Long cold starts (FLAME)

My FLAME cold starts take a really long time - like around 20 seconds. I’m using them to run headless browsers (not super unlike https://worldpagespeed.fly.dev/), and I basically want my FLAME nodes to only do that.

I don’t understand exactly what all factors into cold start boot times. My suspicion is that my main app just has a lot of dependencies that take time to compile, even if they aren’t going to be used by the FLAME node.

Is that true? If so, would it then make sense to just spin up a separate Fly app specifically to run headless browsers? I see that with FLAME.FlyBackend we also have the option of pointing at whatever Docker image we want.

#flame

What is the size of your app image? There’s nothing to compile/build since it will be launching the prebuilt docker image from the parent. Are you certain the time is the cold start and not something app specific like the time to load your headless chromedriver process? worldpagespeed cold starts are in the 5-10s range with the time being actual time to start chromedriver and start driving the browser. You can also look into starting with a warm pool min: whatever and min_idle_shutdown_after to idle down below min if no work is needed to avoid deploys causing users to hit a cold pool.

1 Like

Hey Chris!

I actually chatted with you about this project a bit at ElixirConf :smiley: I have borrowed quite a bit from the world page speed repo in setting this up and I massively appreciate your responding here.

So the size of the app image is 1.08GB. I got that by doing fly auth docker and then pulling the image locally. Not sure there’s another way to see it. Is that a lot?

The actual machine boot time is pretty snappy. I get this message in the logs when I do a cold start:

Machine created and started in 3.514s

But then after that it seems like it takes another ~10 seconds for it to start handling the request. Is that to be expected? WPS always seemed faster to me.

The request processing itself takes about 4 seconds, which is ok and has as much to do as the site being tested as anything else. So the total cold start round trip is hovering in the 18 second range.

Seems like the most likely solution down the road will be to just keep at least one BrowserRunner FLAME node warm at all times.

That imagine size is reasonable and about what worldpagespeed is. I can’t say where the time is spent, but I would check your app supervision tree to ensure you aren’t waiting on extra services that you don’t need. You can also enable more logging to see if reported FLAME times match what you are experiencing:

{FLAME.Pool, 
 ...
 log: :info}

Then your fly log’s will show times like:

syd [info]19:20:24.116 [info] runner connect: completed in 8493ms

Thank you Chris.

This definitely gives me enough visibility to be able to fine-tune this in the future.

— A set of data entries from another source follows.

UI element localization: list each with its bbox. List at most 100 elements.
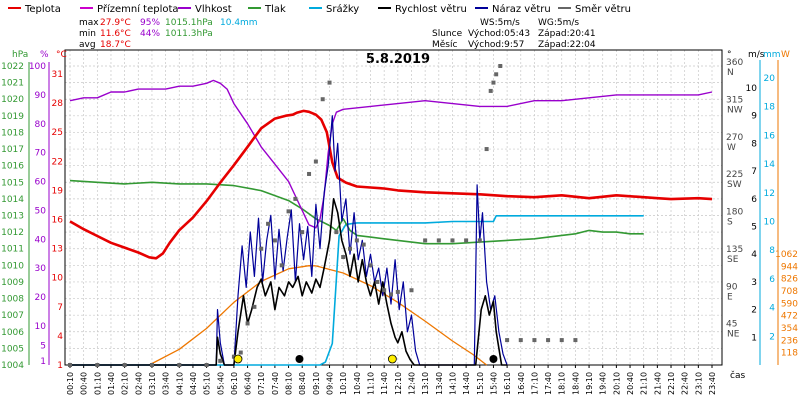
series-temperature-line bbox=[69, 109, 713, 260]
x-tick-label: 10:40 bbox=[353, 372, 362, 395]
axis-ms: m/s 1 2 3 4 5 6 7 8 9 10 bbox=[746, 50, 765, 343]
series-wind-dir-point bbox=[389, 292, 393, 297]
axis-ms-tick: 7 bbox=[751, 167, 757, 177]
series-wind-dir-point bbox=[423, 238, 428, 243]
x-tick-label: 15:40 bbox=[489, 372, 498, 395]
info-moon-rise: Východ:9:57 bbox=[468, 40, 524, 50]
x-tick-label: 18:40 bbox=[571, 372, 580, 395]
axis-w: W 118 236 354 472 590 708 826 944 1062 bbox=[775, 50, 798, 365]
axis-ms-tick: 8 bbox=[751, 139, 757, 149]
axis-pct-tick: 10 bbox=[35, 322, 47, 332]
series-wind-dir-point bbox=[484, 147, 489, 152]
axis-c-tick: 16 bbox=[52, 216, 64, 226]
stats-min-press: 1011.3hPa bbox=[165, 29, 213, 39]
axis-mm-tick: 20 bbox=[764, 74, 776, 84]
x-tick-label: 04:10 bbox=[175, 372, 184, 395]
axis-w-tick: 708 bbox=[781, 287, 798, 297]
x-axis-label: čas bbox=[730, 370, 745, 381]
x-tick-label: 02:40 bbox=[134, 372, 143, 395]
axis-hpa-tick: 1016 bbox=[1, 162, 24, 172]
series-wind-dir-point bbox=[272, 238, 277, 243]
axis-mm-tick: 16 bbox=[764, 131, 776, 141]
axis-hpa-tick: 1011 bbox=[1, 245, 24, 255]
axis-c-tick: 4 bbox=[57, 332, 63, 342]
axis-deg-tick: 270 bbox=[726, 133, 743, 143]
axis-hpa-tick: 1012 bbox=[1, 228, 24, 238]
series-wind-dir-point bbox=[436, 238, 441, 243]
info-moon-label: Měsíc bbox=[432, 40, 457, 50]
x-tick-label: 02:10 bbox=[121, 372, 130, 395]
axis-deg-dir: S bbox=[727, 218, 733, 228]
axis-mm-tick: 18 bbox=[764, 103, 776, 113]
axis-mm-tick: 2 bbox=[769, 332, 775, 342]
stats-max-press: 1015.1hPa bbox=[165, 18, 213, 28]
series-wind-dir-point bbox=[334, 230, 339, 235]
series-wind-dir-point bbox=[498, 64, 503, 68]
axis-w-unit: W bbox=[781, 50, 790, 60]
x-tick-label: 07:10 bbox=[257, 372, 266, 395]
axis-pct-tick: 40 bbox=[35, 235, 47, 245]
info-ws: WS:5m/s bbox=[480, 18, 520, 28]
series-wind-dir-point bbox=[286, 209, 291, 214]
axis-mm-tick: 8 bbox=[769, 246, 775, 256]
axis-hpa-tick: 1018 bbox=[1, 128, 24, 138]
axis-hpa-tick: 1015 bbox=[1, 178, 24, 188]
legend-label-vlhkost: Vlhkost bbox=[195, 4, 232, 15]
series-wind-dir-point bbox=[238, 350, 243, 355]
series-wind-dir-point bbox=[307, 171, 312, 176]
series-wind-dir-point bbox=[532, 338, 537, 343]
axis-c-tick: 28 bbox=[52, 99, 64, 109]
series-wind-dir-point bbox=[204, 363, 209, 367]
series-wind-dir-point bbox=[354, 238, 359, 243]
series-speed-line bbox=[70, 198, 508, 366]
legend-label-teplota: Teplota bbox=[24, 4, 61, 15]
axis-ms-tick: 6 bbox=[751, 195, 757, 205]
axis-pct-tick: 30 bbox=[35, 264, 47, 274]
x-tick-label: 14:10 bbox=[448, 372, 457, 395]
series-wind-dir-point bbox=[266, 221, 271, 226]
legend-label-smer-vetru: Směr větru bbox=[575, 3, 631, 15]
x-tick-label: 04:40 bbox=[189, 372, 198, 395]
x-tick-label: 13:40 bbox=[435, 372, 444, 395]
series-wind-dir-point bbox=[327, 80, 332, 85]
axis-deg-unit: ° bbox=[727, 50, 732, 60]
x-tick-label: 01:40 bbox=[107, 372, 116, 395]
axis-w-tick: 590 bbox=[781, 299, 798, 309]
stats-avg-temp: 18.7°C bbox=[100, 40, 131, 50]
x-tick-label: 11:40 bbox=[380, 372, 389, 395]
series-wind-dir-point bbox=[518, 338, 523, 343]
series-wind-dir-point bbox=[505, 338, 510, 343]
stats-min-label: min bbox=[79, 29, 96, 39]
axis-w-tick: 354 bbox=[781, 324, 798, 334]
x-tick-label: 01:10 bbox=[93, 372, 102, 395]
x-tick-label: 10:10 bbox=[339, 372, 348, 395]
stats-max-label: max bbox=[79, 18, 99, 28]
axis-hpa-tick: 1008 bbox=[1, 295, 24, 305]
axis-hpa-tick: 1004 bbox=[1, 361, 24, 371]
axis-hpa-tick: 1005 bbox=[1, 344, 24, 354]
series-wind-dir-point bbox=[488, 88, 493, 93]
axis-deg-dir: W bbox=[727, 143, 736, 153]
x-tick-label: 11:10 bbox=[367, 372, 376, 395]
axis-pct: % 1 5 10 20 30 40 50 60 70 80 90 100 bbox=[29, 50, 50, 367]
x-tick-label: 08:40 bbox=[298, 372, 307, 395]
axis-hpa-tick: 1022 bbox=[1, 62, 24, 72]
x-tick-label: 17:40 bbox=[544, 372, 553, 395]
stats-min-temp: 11.6°C bbox=[100, 29, 131, 39]
stats-min-hum: 44% bbox=[140, 29, 160, 39]
x-tick-label: 16:10 bbox=[503, 372, 512, 395]
x-tick-label: 09:10 bbox=[312, 372, 321, 395]
series-wind-dir-point bbox=[348, 246, 353, 251]
axis-hpa-tick: 1020 bbox=[1, 95, 24, 105]
axis-hpa-tick: 1021 bbox=[1, 79, 24, 89]
axis-hpa-tick: 1009 bbox=[1, 278, 24, 288]
series-wind-dir-point bbox=[395, 289, 400, 294]
axis-deg-dir: SW bbox=[727, 180, 742, 190]
axis-hpa-tick: 1014 bbox=[1, 195, 24, 205]
axis-pct-tick: 60 bbox=[35, 178, 47, 188]
x-axis: 00:10 00:40 01:10 01:40 02:10 02:40 03:10 03:40… bbox=[66, 365, 717, 395]
axis-w-tick: 944 bbox=[781, 262, 798, 272]
series-pressure-line bbox=[69, 179, 644, 245]
axis-mm-tick: 4 bbox=[769, 304, 775, 314]
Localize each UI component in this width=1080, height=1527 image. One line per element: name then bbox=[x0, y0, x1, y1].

For the supervision tree, I’m actually using your children function and have it set like this:

    children(
      always: TwfexWeb.Telemetry,
      parent: {DNSCluster, query: Application.get_env(:twfex, :dns_cluster_query) || :ignore},
      parent: {Phoenix.PubSub, name: Twfex.PubSub},
      # Start the Finch HTTP client for sending emails
      parent: {Finch, name: Twfex.Finch},
      # Start a worker by calling: Twfex.Worker.start_link(arg)
      # {Twfex.Worker, arg},
      flame: Twfex.Browser.HeadlessDriver,
      parent: Twfex.Repo,
      parent: {AshAuthentication.Supervisor, otp_app: :example},
      parent:
        {FLAME.Pool,
         name: Twfex.BrowserRunner,
         min: 0,
         max: 10,
         max_concurrency: 10,
         idle_shutdown_after: :timer.hours(2)},
      # Start to serve requests, typically the last entry
      parent: TwfexWeb.Endpoint
    )

So in theory the only thing running in the FLAME node is telemetry and the BrowserRunner.